Web UI won't load on localhost - Ubuntu 20.04

I converted my server this past weekend from 18.04 to 20.04 - I guess I like my LTS :slight_smile:

On the server, Duplicati is running fine:

administrator@Server:~$ sudo systemctl status duplicati
[sudo] password for administrator: 
â—Ź duplicati.service - Duplicati web-server
     Loaded: loaded (/lib/systemd/system/duplicati.service; enabled; vendor preset: enabled)
     Active: active (running) since Sat 2020-06-20 05:38:38 EDT; 3 days ago
   Main PID: 1459 (mono)
      Tasks: 43 (limit: 18986)
     Memory: 8.2G
     CGroup: /system.slice/duplicati.service
             └─1459 DuplicatiServer /usr/lib/duplicati/Duplicati.Server.exe

Jun 20 05:38:38 Server systemd[1]: Started Duplicati web-server.
administrator@Server:~$ 

And so it appears to be on the desktop that I upgraded yesterday:

david@david-desktop:~$ systemctl status duplicati
â—Ź duplicati.service - Duplicati web-server
     Loaded: loaded (/lib/systemd/system/duplicati.service; enabled; vendor preset: enabled)
     Active: active (running) since Wed 2020-06-24 02:52:16 EDT; 2min 27s ago
   Main PID: 1808 (mono)
      Tasks: 10 (limit: 38069)
     Memory: 209.5M
     CGroup: /system.slice/duplicati.service
             └─1808 DuplicatiServer /usr/lib/duplicati/Duplicati.Server.exe

Jun 24 02:52:16 david-desktop systemd[1]: Started Duplicati web-server.
david@david-desktop:~$ 

BUT here’s the problem: the Web UI loads fine from the server, but at my desktop, using “localhost” in the same browser, it will not load. The browser (Firefox) just hangs. And yes, netstat says I have that process listening on 8200 as it should be.

Suggestions?

Can you try a different browser, just to make sure it isn’t Firefox?

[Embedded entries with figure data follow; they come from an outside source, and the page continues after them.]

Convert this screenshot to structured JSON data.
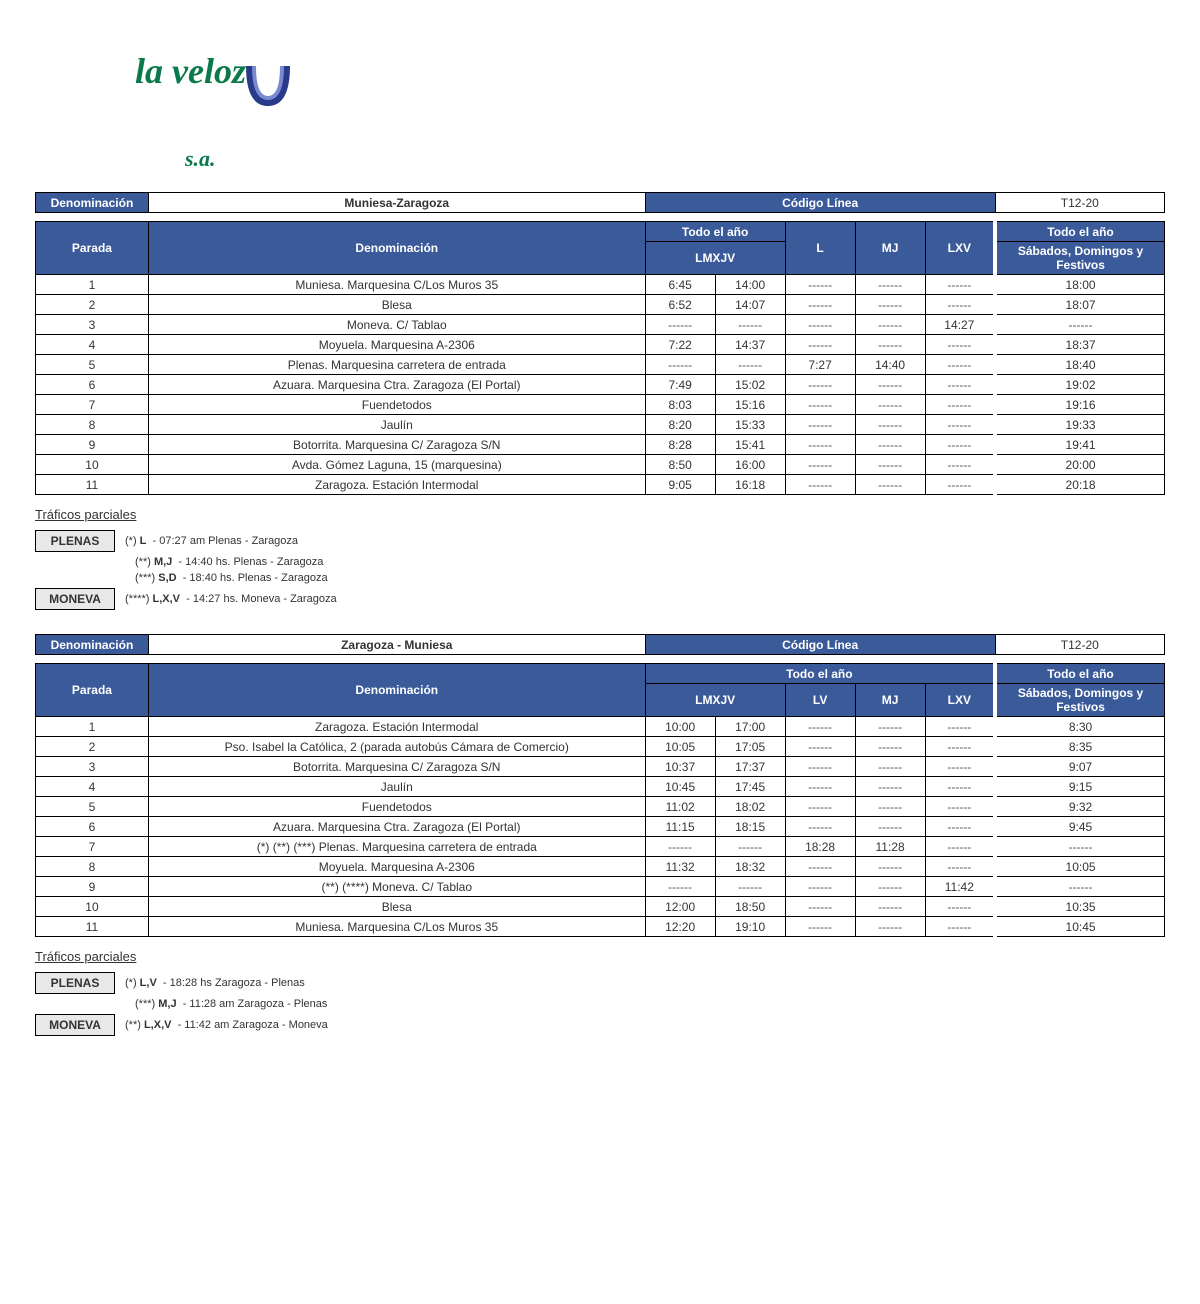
{
  "logo": {
    "text": "la veloz",
    "suffix": "s.a."
  },
  "colors": {
    "header_bg": "#3a5a9a",
    "header_text": "#ffffff",
    "border": "#000000",
    "logo_green": "#0a7a4a",
    "logo_blue": "#2a3a8a",
    "box_bg": "#e8e8e8"
  },
  "labels": {
    "denominacion": "Denominación",
    "codigo_linea": "Código Línea",
    "parada": "Parada",
    "todo_el_ano": "Todo el año",
    "sabados": "Sábados, Domingos y Festivos",
    "traficos_parciales": "Tráficos parciales"
  },
  "route1": {
    "title": "Muniesa-Zaragoza",
    "code": "T12-20",
    "day_cols": [
      "LMXJV",
      "",
      "L",
      "MJ",
      "LXV"
    ],
    "stops": [
      {
        "n": "1",
        "name": "Muniesa. Marquesina C/Los Muros 35",
        "t": [
          "6:45",
          "14:00",
          "------",
          "------",
          "------",
          "18:00"
        ]
      },
      {
        "n": "2",
        "name": "Blesa",
        "t": [
          "6:52",
          "14:07",
          "------",
          "------",
          "------",
          "18:07"
        ]
      },
      {
        "n": "3",
        "name": "Moneva. C/ Tablao",
        "t": [
          "------",
          "------",
          "------",
          "------",
          "14:27",
          "------"
        ]
      },
      {
        "n": "4",
        "name": "Moyuela. Marquesina A-2306",
        "t": [
          "7:22",
          "14:37",
          "------",
          "------",
          "------",
          "18:37"
        ]
      },
      {
        "n": "5",
        "name": "Plenas. Marquesina carretera de entrada",
        "t": [
          "------",
          "------",
          "7:27",
          "14:40",
          "------",
          "18:40"
        ]
      },
      {
        "n": "6",
        "name": "Azuara. Marquesina Ctra. Zaragoza (El Portal)",
        "t": [
          "7:49",
          "15:02",
          "------",
          "------",
          "------",
          "19:02"
        ]
      },
      {
        "n": "7",
        "name": "Fuendetodos",
        "t": [
          "8:03",
          "15:16",
          "------",
          "------",
          "------",
          "19:16"
        ]
      },
      {
        "n": "8",
        "name": "Jaulín",
        "t": [
          "8:20",
          "15:33",
          "------",
          "------",
          "------",
          "19:33"
        ]
      },
      {
        "n": "9",
        "name": "Botorrita. Marquesina C/ Zaragoza S/N",
        "t": [
          "8:28",
          "15:41",
          "------",
          "------",
          "------",
          "19:41"
        ]
      },
      {
        "n": "10",
        "name": "Avda. Gómez Laguna, 15 (marquesina)",
        "t": [
          "8:50",
          "16:00",
          "------",
          "------",
          "------",
          "20:00"
        ]
      },
      {
        "n": "11",
        "name": "Zaragoza. Estación Intermodal",
        "t": [
          "9:05",
          "16:18",
          "------",
          "------",
          "------",
          "20:18"
        ]
      }
    ],
    "traficos": [
      {
        "box": "PLENAS",
        "mark": "(*)",
        "days": "L",
        "text": "- 07:27 am Plenas - Zaragoza"
      },
      {
        "box": "",
        "mark": "(**)",
        "days": "M,J",
        "text": "- 14:40 hs. Plenas - Zaragoza"
      },
      {
        "box": "",
        "mark": "(***)",
        "days": "S,D",
        "text": "- 18:40 hs. Plenas - Zaragoza"
      },
      {
        "box": "MONEVA",
        "mark": "(****)",
        "days": "L,X,V",
        "text": "- 14:27 hs. Moneva - Zaragoza"
      }
    ]
  },
  "route2": {
    "title": "Zaragoza - Muniesa",
    "code": "T12-20",
    "day_group": "Todo el año",
    "day_cols": [
      "LMXJV",
      "",
      "LV",
      "MJ",
      "LXV"
    ],
    "stops": [
      {
        "n": "1",
        "name": "Zaragoza. Estación Intermodal",
        "t": [
          "10:00",
          "17:00",
          "------",
          "------",
          "------",
          "8:30"
        ]
      },
      {
        "n": "2",
        "name": "Pso. Isabel la Católica, 2 (parada autobús Cámara de Comercio)",
        "t": [
          "10:05",
          "17:05",
          "------",
          "------",
          "------",
          "8:35"
        ]
      },
      {
        "n": "3",
        "name": "Botorrita. Marquesina C/ Zaragoza S/N",
        "t": [
          "10:37",
          "17:37",
          "------",
          "------",
          "------",
          "9:07"
        ]
      },
      {
        "n": "4",
        "name": "Jaulín",
        "t": [
          "10:45",
          "17:45",
          "------",
          "------",
          "------",
          "9:15"
        ]
      },
      {
        "n": "5",
        "name": "Fuendetodos",
        "t": [
          "11:02",
          "18:02",
          "------",
          "------",
          "------",
          "9:32"
        ]
      },
      {
        "n": "6",
        "name": "Azuara. Marquesina Ctra. Zaragoza (El Portal)",
        "t": [
          "11:15",
          "18:15",
          "------",
          "------",
          "------",
          "9:45"
        ]
      },
      {
        "n": "7",
        "name": "(*) (**) (***) Plenas. Marquesina carretera de entrada",
        "t": [
          "------",
          "------",
          "18:28",
          "11:28",
          "------",
          "------"
        ]
      },
      {
        "n": "8",
        "name": "Moyuela. Marquesina A-2306",
        "t": [
          "11:32",
          "18:32",
          "------",
          "------",
          "------",
          "10:05"
        ]
      },
      {
        "n": "9",
        "name": "(**) (****) Moneva. C/ Tablao",
        "t": [
          "------",
          "------",
          "------",
          "------",
          "11:42",
          "------"
        ]
      },
      {
        "n": "10",
        "name": "Blesa",
        "t": [
          "12:00",
          "18:50",
          "------",
          "------",
          "------",
          "10:35"
        ]
      },
      {
        "n": "11",
        "name": "Muniesa. Marquesina C/Los Muros 35",
        "t": [
          "12:20",
          "19:10",
          "------",
          "------",
          "------",
          "10:45"
        ]
      }
    ],
    "traficos": [
      {
        "box": "PLENAS",
        "mark": "(*)",
        "days": "L,V",
        "text": "- 18:28 hs Zaragoza - Plenas"
      },
      {
        "box": "",
        "mark": "(***)",
        "days": "M,J",
        "text": "- 11:28 am Zaragoza - Plenas"
      },
      {
        "box": "MONEVA",
        "mark": "(**)",
        "days": "L,X,V",
        "text": "- 11:42 am Zaragoza - Moneva"
      }
    ]
  }
}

I will freely admit I rolled my eyes at this suggestion when I saw it. But I installed Midori and damn if my local web UI didn’t load right up.

I will do some cache-clearing and plugin-disabling and the rest of it to try to isolate the issue. Thanks.

Damndest thing, however: that the remote server still loads in FF.

Do you often run two Duplicati in one browser? That scenario behaves poorly for me, but usually error is:

however my PC has multiple Duplicati (server side as well, not just browser), so might be rather unusual.
I suppose I could add an issue to the backlog or try to investigate. Mentioning this in case yours is related.

I look at two Duplicati instances in one browser yes. This was NEVER a problem until I upgraded the local system to 20.04. The remote system was upgraded a week earlier.

I have Duplicati running as a service on both.

This problem showed up in FireFox but did not replicate when I installed Midori.

The httpserver is technically a different GitHub project by the same original author. Current Duplicati maintainers might not know it well, but the hang isn’t clearly in httpserver. It’s an integrated system…

Probably needs to be narrowed down with Firefox Web Developer menu. Maybe an expert can help.

Below is also a good idea but I don’t know how far it got. This definitely seems like it needs isolation.

Although the two-Duplicati theory is weakening, does Midori do two, and can Firefox do one? Simplify…

Getting some sort of network activity trace from Firefox would help. I’m not very expert at that, but if you prefer to watch network with tcpdump, tshark, or wireshark, I can probably help you with basic testing…

Since Midori is working, you could go in and run About → Show log → Live → Profiling to see if Firefox trying to connect causes any visible activity at all. That’s a little easier for a one-shot than using a log file.

It is definitely doing two without issue in Midori. And FireFox does one just fine - but only the remote server. Localhost still hangs.

Nothing visible on any setting in Show log --> Live --> Profiling when I try to connect from FireFox

Maybe some network captures within my localhost are in order.

How about trying Firefox in Safe Mode, just to see if it’s a possible interaction with some oddball extension.

I don’t know if that was a comment or a how-to question, but the most likely preinstalled tool is tcpdump.

tcpdump -i any port 8200 (and plenty more options exist for later, if traffic even starts getting going)

Wireshark might need to be installed, but has Analyze → Follow → TCP Stream which eases reading.

Easiest way to get an overview is Firefox → Web Developer → Network, but I’m not sure it has details.

One nice thing about it is it won’t be bothered by encryption (is this HTTP, or did you set up encryption?).

This is HTTP. So yeah.

Not sure when I will get to this but I will post.